Без труда добравшись до противоположного края, я лихорадочно зажег свечу и не менее лихорадочно бросился дальше по коридору, до которого мне наконец удалось добраться. Увы, за первым же поворотом меня ожидало жестокое разочарование. Пещера оканчивалась полнейшим тупиком!

После первых горьких минут, последовавших за таким ударом судьбы, у меня хватило ума по-философски отнестись к тому, что, как я позднее убедился, часто бывает расплатой под землей: совершенно непроходимое препятствие на дне колодца, покоренного с большим трудом, или внезапный и разочаровывающий глухой тупик в конце запутанной галереи.

Постоянно мысленно возвращаюсь к одному из моих любимейших героев — Сирано де Бержераку, — я наивно написал ножом на глине, покрывавшей пол пещеры: «Чем бесполезнее — тем прекраснее…»

Глава восьмая

Спорт до излишества

Мне, конечно, могут возразить: кому нужны эти упражнения, столь же бесполезные, сколь и опасные, при которых вы рискуете заблудиться, оказаться замурованным или переломать кости? Не достаточно ли красот и разнообразия под небесным сводом при ярком солнечном свете, чтобы приговорить себя к вредному для здоровья и весьма непривлекательному подземному заточению?

Я согласен, что эти игры в «человека-змею», перспектива ложиться наземь и тащиться на животе по холодным и неприятным камням, по грязи или ледяной воде, иногда целыми часами, сдирая кожу на локтях, на коленях, на всем теле, вряд ли могут привлекать многих.

Но непреодолимое влечение, на котором основано мое призвание, помогло мне сохранить здоровье и гибкость тела, и благодаря ему я пережил восхитительные часы. Так, например, пройдя под водой длинный сифон, я открыл в пещере Монтеспан самые древние статуи в мире.

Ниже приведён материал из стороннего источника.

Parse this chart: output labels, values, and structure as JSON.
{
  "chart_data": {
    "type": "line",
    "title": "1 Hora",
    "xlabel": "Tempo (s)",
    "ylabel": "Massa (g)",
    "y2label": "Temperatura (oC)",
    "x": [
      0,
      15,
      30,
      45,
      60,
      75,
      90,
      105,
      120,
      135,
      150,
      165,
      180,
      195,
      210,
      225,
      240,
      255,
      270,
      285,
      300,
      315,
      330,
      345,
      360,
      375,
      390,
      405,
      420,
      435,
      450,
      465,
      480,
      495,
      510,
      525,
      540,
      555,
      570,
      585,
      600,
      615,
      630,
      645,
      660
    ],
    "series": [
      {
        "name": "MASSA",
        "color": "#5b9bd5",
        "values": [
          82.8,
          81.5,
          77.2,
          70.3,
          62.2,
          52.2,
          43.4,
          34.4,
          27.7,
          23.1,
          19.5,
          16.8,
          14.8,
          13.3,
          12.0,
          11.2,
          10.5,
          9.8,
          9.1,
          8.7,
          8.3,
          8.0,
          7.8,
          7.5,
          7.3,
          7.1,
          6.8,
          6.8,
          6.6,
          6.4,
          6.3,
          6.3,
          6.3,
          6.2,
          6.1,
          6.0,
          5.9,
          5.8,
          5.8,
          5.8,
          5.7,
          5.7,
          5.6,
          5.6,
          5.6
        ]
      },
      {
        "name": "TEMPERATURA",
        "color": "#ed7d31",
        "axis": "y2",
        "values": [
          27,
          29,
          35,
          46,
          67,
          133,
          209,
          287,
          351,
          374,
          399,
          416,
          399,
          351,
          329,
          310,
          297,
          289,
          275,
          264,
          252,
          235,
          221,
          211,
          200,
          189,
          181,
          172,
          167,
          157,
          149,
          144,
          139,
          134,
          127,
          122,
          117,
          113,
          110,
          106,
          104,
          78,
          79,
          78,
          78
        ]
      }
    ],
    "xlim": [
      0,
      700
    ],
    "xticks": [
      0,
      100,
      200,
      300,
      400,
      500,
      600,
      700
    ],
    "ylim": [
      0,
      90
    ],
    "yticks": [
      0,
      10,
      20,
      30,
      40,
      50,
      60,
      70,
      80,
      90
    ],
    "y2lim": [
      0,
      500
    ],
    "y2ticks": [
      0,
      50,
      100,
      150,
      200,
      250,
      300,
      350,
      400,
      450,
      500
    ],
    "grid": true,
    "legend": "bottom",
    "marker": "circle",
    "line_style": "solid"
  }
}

Мои детские гимнастические упражнения, конечно, пригодились мне, когда приходилось спускаться по шаткой веревочной лестнице или идти под ледяным душем в многочисленных пропастях, среди которых бывали самые глубокие на земле. Я мог только радоваться, что закален и готов к любым случайностям, встречающимся под землей, когда вместе с женой, а позднее с дочерьми открыл и исследовал ледяные пещеры, расположенные выше, чем все остальные пещеры на земном шаре.